SIMENON SIMENON. LA MATURATION LENTE ET PROGRESSIVE DE SIMENON
Comment les années 1932 à 1935 changèrent l’homme et l’écrivain
SIMENON SIMENON. LA LENTA E PROGRESSIVA MATURAZIONE DI SIMENON
Come gli anni 1932-1935 cambiano l'uomo e lo scrittore
In April of 1932, smarting from his bad moviemaking experiences, Simenon left the city of Paris for the country, effectively turning his back on what he called “that village of crabes.” (Crabes challenges translation, for it denotes crabs, but pejoratively connotes actors, competitors, and cancers.) Hoping to “forget all of those misadventures” and “collect himself” through contact with nature and people, he chose a country manor house on the mid-Atlantic coast of France. Here, the “mariner” seemed in his element as a “gentleman-farmer.” When not pounding his typewriter, Simenon dabbled in cultivation and livestock. Within this extensive animal world, he rode horses and kept wolves, but “no matter what he said about it,” he was “more gentleman than farmer” at this location, his base in France until 1935.
However, because he felt a “pressing need” to “see,” he had to “leave.” Conceiving big-time reporting as “the best way to pay for his curiosity,” he made an African journey, traveling the continent widely on a “mission to recount living history.” Returning in late 1932, he brought back many “impressions, anecdotes, and notes” for articles plus some 750 photographs, “a good number of them devoted to scantily clad women and prepubescent girls” for serial publication in a weekly illustrated magazine. “A journalist had left for Africa,” but “a novelist returned,” and one of his resulting three novels “paradoxically caused him more serious trouble” than any of his critical articles. Years later, a nostalgic sounding Simenon would comment: “Africa? When you’re there, you sweat, you whine, you drag yourself around, you end up hating everyone and yourself.
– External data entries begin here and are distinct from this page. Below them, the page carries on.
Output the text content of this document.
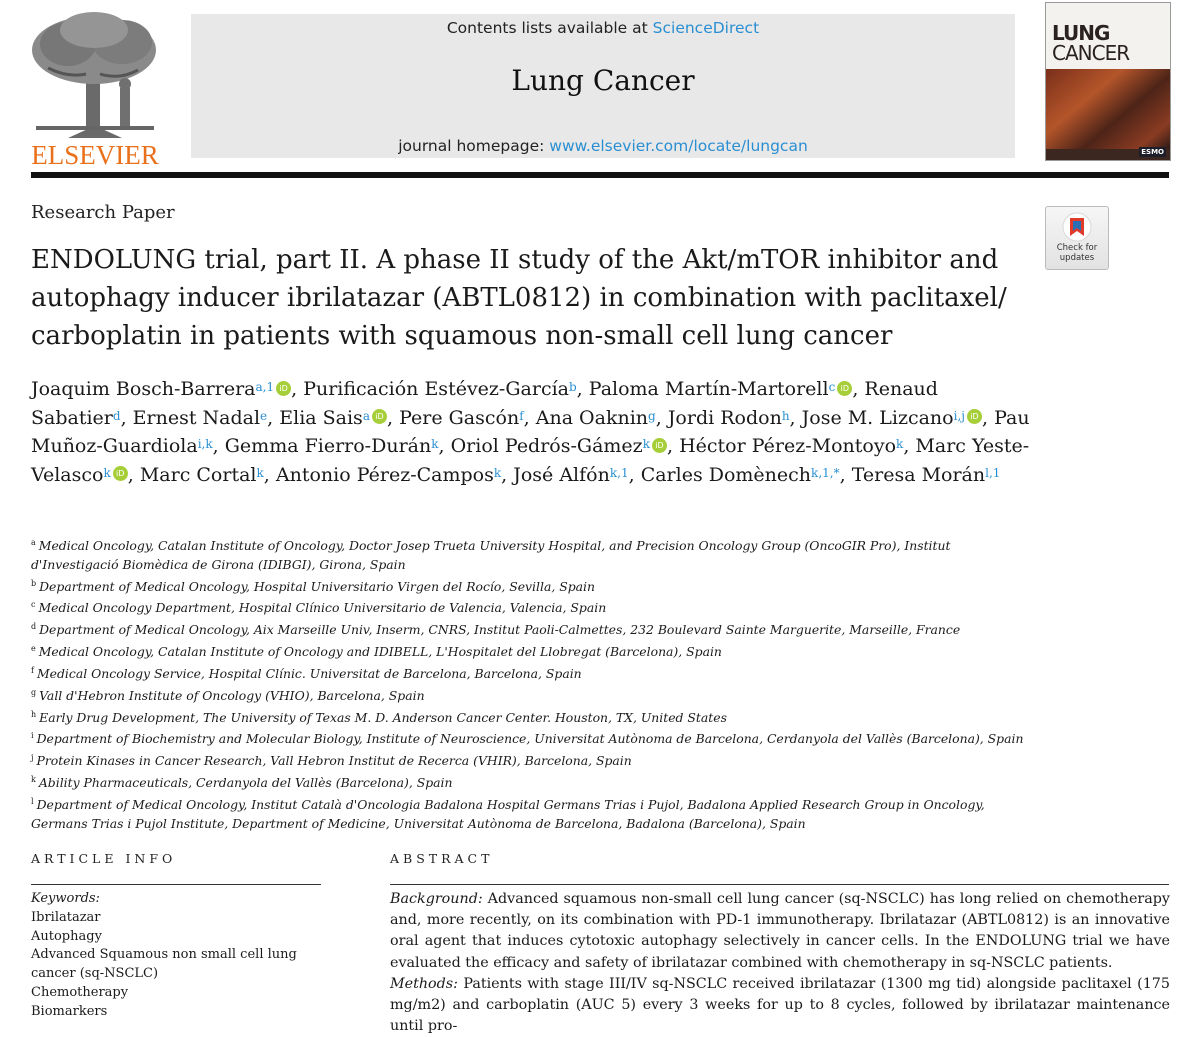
ELSEVIER
Contents lists available at ScienceDirect
Lung Cancer
journal homepage: www.elsevier.com/locate/lungcan
LUNG
CANCER
ESMO
Research Paper
Check for updates
ENDOLUNG trial, part II. A phase II study of the Akt/mTOR inhibitor and autophagy inducer ibrilatazar (ABTL0812) in combination with paclitaxel/ carboplatin in patients with squamous non-small cell lung cancer
Joaquim Bosch-Barrera$^{a,1}$ iD , Purificación Estévez-García$^b$, Paloma Martín-Martorell$^c$ iD , Renaud Sabatier$^d$, Ernest Nadal$^e$, Elia Sais$^a$ iD , Pere Gascón$^f$, Ana Oaknin$^g$, Jordi Rodon$^h$, Jose M. Lizcano$^{i,j}$ iD , Pau Muñoz-Guardiola$^{i,k}$, Gemma Fierro-Durán$^k$, Oriol Pedrós-Gámez$^k$ iD , Héctor Pérez-Montoyo$^k$, Marc Yeste-Velasco$^k$ iD , Marc Cortal$^k$, Antonio Pérez-Campos$^k$, José Alfón$^{k,1}$, Carles Domènech$^{k,1,*}$, Teresa Morán$^{l,1}$
$^a$ Medical Oncology, Catalan Institute of Oncology, Doctor Josep Trueta University Hospital, and Precision Oncology Group (OncoGIR Pro), Institut d'Investigació Biomèdica de Girona (IDIBGI), Girona, Spain
$^b$ Department of Medical Oncology, Hospital Universitario Virgen del Rocío, Sevilla, Spain
$^c$ Medical Oncology Department, Hospital Clínico Universitario de Valencia, Valencia, Spain
$^d$ Department of Medical Oncology, Aix Marseille Univ, Inserm, CNRS, Institut Paoli-Calmettes, 232 Boulevard Sainte Marguerite, Marseille, France
$^e$ Medical Oncology, Catalan Institute of Oncology and IDIBELL, L'Hospitalet del Llobregat (Barcelona), Spain
$^f$ Medical Oncology Service, Hospital Clínic. Universitat de Barcelona, Barcelona, Spain
$^g$ Vall d'Hebron Institute of Oncology (VHIO), Barcelona, Spain
$^h$ Early Drug Development, The University of Texas M. D. Anderson Cancer Center. Houston, TX, United States
$^i$ Department of Biochemistry and Molecular Biology, Institute of Neuroscience, Universitat Autònoma de Barcelona, Cerdanyola del Vallès (Barcelona), Spain
$^j$ Protein Kinases in Cancer Research, Vall Hebron Institut de Recerca (VHIR), Barcelona, Spain
$^k$ Ability Pharmaceuticals, Cerdanyola del Vallès (Barcelona), Spain
$^l$ Department of Medical Oncology, Institut Català d'Oncologia Badalona Hospital Germans Trias i Pujol, Badalona Applied Research Group in Oncology, Germans Trias i Pujol Institute, Department of Medicine, Universitat Autònoma de Barcelona, Badalona (Barcelona), Spain
ARTICLE INFO
Keywords:
Ibrilatazar
Autophagy
Advanced Squamous non small cell lung cancer (sq-NSCLC)
Chemotherapy
Biomarkers
ABSTRACT

Background: Advanced squamous non-small cell lung cancer (sq-NSCLC) has long relied on chemotherapy and, more recently, on its combination with PD-1 immunotherapy. Ibrilatazar (ABTL0812) is an innovative oral agent that induces cytotoxic autophagy selectively in cancer cells. In the ENDOLUNG trial we have evaluated the efficacy and safety of ibrilatazar combined with chemotherapy in sq-NSCLC patients.

Methods: Patients with stage III/IV sq-NSCLC received ibrilatazar (1300 mg tid) alongside paclitaxel (175 mg/m2) and carboplatin (AUC 5) every 3 weeks for up to 8 cycles, followed by ibrilatazar maintenance until pro-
You swear to never go back….”
During 1933, “Doctor Simenon attended the bedside of sick Europe” with reporting again paying “the cost of his curiosity.” Belgium, Poland, Rumania, Czechoslovakia, and Hungary nourished his appetite, but Germany was the “choice morsel.” Notably, his reports on Germany and especially Hitler, written in a downplaying, forgiving manner, were “ambiguous” and, later, unsupportive of his (false) claim: “I no longer agreed to be published [in Germany] after Hitler’s advent.”
Next came the Stavisky-Prince affair: this big financial swindle rocked France and two associated deaths raised questions of suicide or murder, causing Simenon to “commit a sin of pride in acting like his hero, Chief Inspector Maigret.” At the call of a newspaper, pipe in teeth and notebook in hand, “Georges Maigret” conducted a wide-ranging investigation and wrote scathing articles, most of which proved to be either misguided or completely baseless. “More naive than his hero,” Simenon became the target of ridicule, driving him to escape on a six-month Mediterranean cruise during the 1934 summer followed by a five-month December-to-May world tour. Upon his return, “Simenon appeared to be another man. The events had matured him. He seemed battle-hardened, wiser, at peace.” This was also because, 18 months earlier, with 19 Maigrets under his belt, the author had broken off from his publisher of long-standing. [Fayard] “His mind was already elsewhere, in his next book, with his next publisher. [Gallimard] Another world, in a manner of speaking.”